John Dickinson Plantation Named International Site of Conscience

The John Dickinson Plantation, a historic site in Dover, Delaware, was recently named a member of the International Coalition of Sites of Conscience.

A Site of Conscience is a place– usually a historic site or a museum– that is dedicated to preserving the memory of the difficult history that happened there. These sites use historical perspective to help visitors make connections to contemporary human rights issues and foster public dialogue. The International Coalition of Sites of Conscience has over 300 members in 65 countries.

The John Dickinson Plantation, the boyhood home of Founding Father John Dickinson, tells the story of the Dickinson family as well as the tenant farmers and enslaved people who lived and worked on the plantation. John Dickinson famously wrote about freedom during the American Revolution while holding people in bondage. As a member of the coalition, the plantation has dedicated itself to telling the difficult truths about the founding of the United States and the institution of slavery.

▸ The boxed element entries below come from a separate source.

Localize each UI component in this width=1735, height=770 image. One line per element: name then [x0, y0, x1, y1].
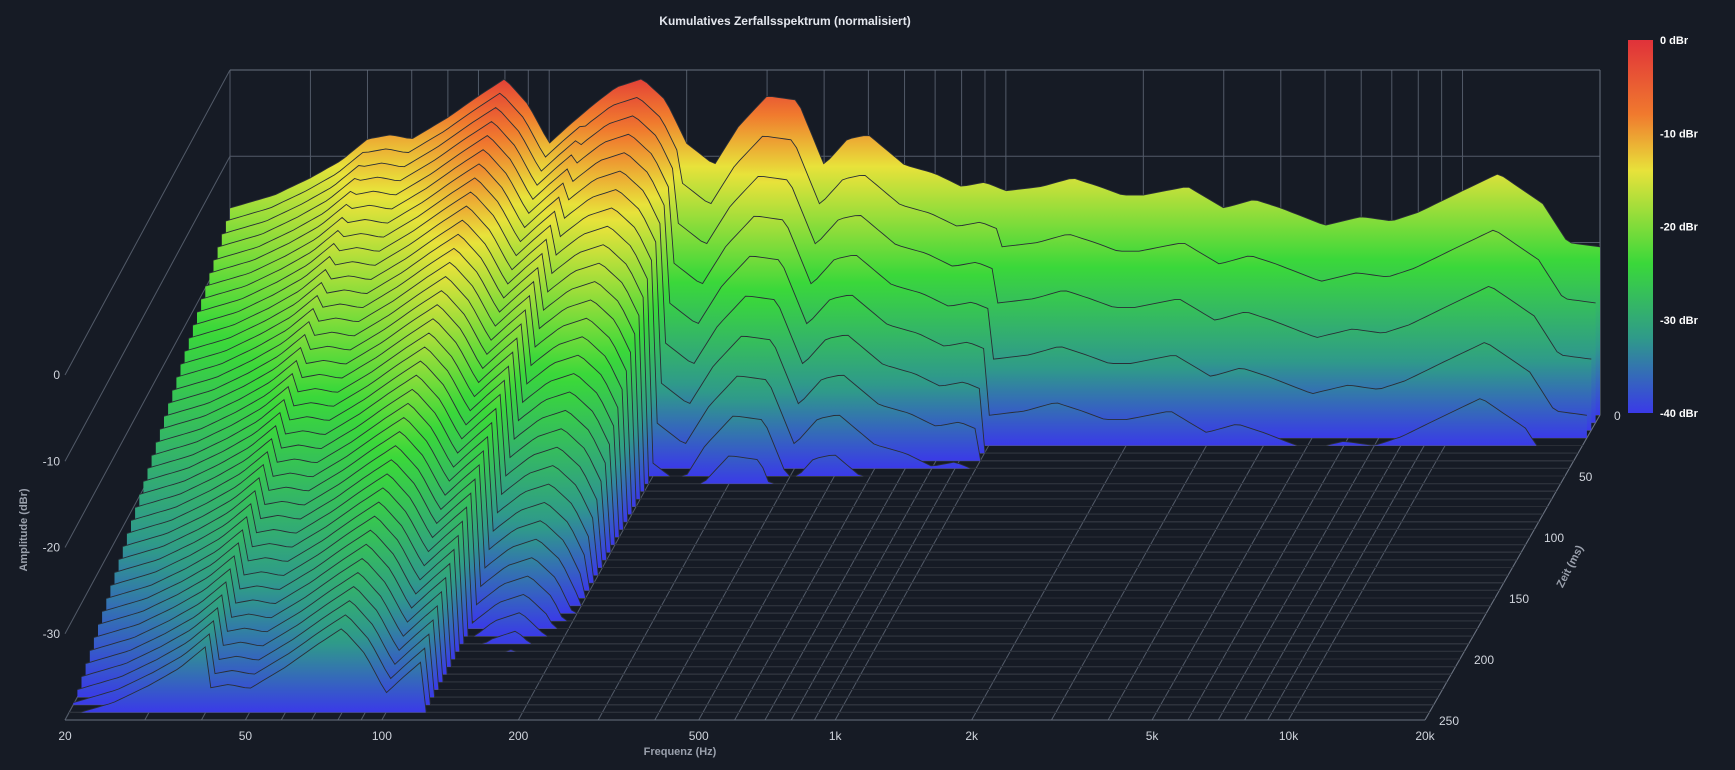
decay-slice-line — [122, 445, 1487, 614]
z-tick-label: 250 — [1439, 714, 1459, 728]
x-tick-label: 20 — [58, 729, 72, 743]
decay-slice-line — [225, 92, 1596, 304]
colorbar: 0 dBr -10 dBr -20 dBr -30 dBr -40 dBr — [1628, 35, 1699, 420]
decay-slice-line — [101, 515, 1465, 652]
decay-slice-line — [114, 473, 1478, 629]
decay-slice-line — [196, 191, 1565, 477]
decay-slice-line — [110, 487, 1474, 637]
decay-slice-line — [139, 388, 1504, 584]
colorbar-tick-label: 0 dBr — [1660, 35, 1689, 47]
x-tick-label: 2k — [965, 729, 979, 743]
decay-slice-line — [77, 600, 1439, 698]
colorbar-ticks: 0 dBr -10 dBr -20 dBr -30 dBr -40 dBr — [1660, 35, 1699, 420]
decay-slice-line — [81, 586, 1443, 690]
decay-slice-line — [205, 163, 1574, 462]
decay-slice-line — [192, 205, 1561, 485]
decay-slice-line — [151, 346, 1517, 561]
colorbar-tick-label: -40 dBr — [1660, 408, 1699, 420]
decay-slice-line — [184, 233, 1552, 500]
decay-slice-line — [118, 459, 1482, 622]
z-tick-label: 100 — [1544, 531, 1564, 545]
decay-slice-line — [130, 416, 1495, 599]
x-tick-label: 1k — [829, 729, 843, 743]
axis-ticks: 20 50 100 200 500 1k 2k 5k 10k 20k 0 -10 -20 -30 0 50 10… — [43, 368, 1621, 743]
x-tick-label: 500 — [689, 729, 709, 743]
decay-slices — [69, 78, 1601, 713]
x-tick-label: 50 — [239, 729, 253, 743]
y-tick-label: -30 — [43, 627, 61, 641]
colorbar-gradient — [1628, 40, 1653, 413]
decay-slice-line — [200, 177, 1570, 469]
z-tick-label: 50 — [1579, 470, 1593, 484]
decay-slice-line — [93, 543, 1456, 668]
decay-slice-line — [213, 135, 1583, 446]
chart-title: Kumulatives Zerfallsspektrum (normalisie… — [659, 14, 910, 28]
decay-slice — [69, 628, 1430, 713]
decay-slice-line — [85, 571, 1447, 683]
decay-slice-line — [97, 529, 1460, 660]
x-tick-label: 200 — [508, 729, 528, 743]
grid-line-side-wall — [64, 69, 231, 376]
decay-slice-line — [221, 106, 1592, 360]
x-tick-label: 100 — [372, 729, 392, 743]
decay-slice-fill — [69, 628, 1430, 713]
x-tick-label: 10k — [1279, 729, 1299, 743]
y-tick-label: -10 — [43, 454, 61, 468]
decay-slice-line — [180, 247, 1548, 507]
z-tick-label: 150 — [1509, 592, 1529, 606]
decay-slice-line — [188, 219, 1557, 492]
z-tick-label: 0 — [1614, 409, 1621, 423]
z-axis-label: Zeit (ms) — [1555, 543, 1587, 590]
colorbar-tick-label: -20 dBr — [1660, 222, 1699, 234]
decay-slice-line — [229, 78, 1601, 248]
decay-slice-line — [69, 628, 1430, 713]
decay-slice-line — [209, 149, 1579, 454]
decay-slice-line — [147, 360, 1513, 568]
decay-slice-line — [167, 290, 1535, 530]
decay-slice-line — [73, 614, 1434, 706]
x-tick-label: 20k — [1415, 729, 1435, 743]
z-tick-label: 200 — [1474, 653, 1494, 667]
colorbar-tick-label: -10 dBr — [1660, 128, 1699, 140]
x-axis-label: Frequenz (Hz) — [644, 746, 717, 758]
decay-slice-line — [172, 276, 1539, 523]
decay-slice-line — [176, 261, 1544, 515]
y-tick-label: 0 — [53, 368, 60, 382]
decay-slice-line — [159, 318, 1526, 546]
decay-slice-line — [217, 120, 1587, 416]
decay-slice-line — [126, 431, 1491, 607]
decay-slice-line — [163, 304, 1530, 538]
decay-slice-line — [106, 501, 1469, 645]
decay-slice-line — [89, 557, 1452, 675]
colorbar-tick-label: -30 dBr — [1660, 315, 1699, 327]
decay-slice-line — [143, 374, 1509, 576]
y-tick-label: -20 — [43, 541, 61, 555]
decay-slice-line — [134, 402, 1500, 591]
y-axis-label: Amplitude (dBr) — [18, 488, 30, 571]
grid-line-side-wall — [64, 242, 231, 548]
x-tick-label: 5k — [1146, 729, 1160, 743]
decay-slice-line — [155, 332, 1522, 553]
grid-line-side-wall — [64, 156, 231, 462]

The plantation is currently implementing a new master plan that includes creating a new area for reflection. This addition will give visitors a space for quite contemplation after learning about the lives of the enslaved people who lived on the plantation. Other parts of the master plan include utilizing agricultural fields for the demonstration of 18th century farming techniques, opening more sections of the property to public access, and increasing the areas of interpretation through public archaeology programs.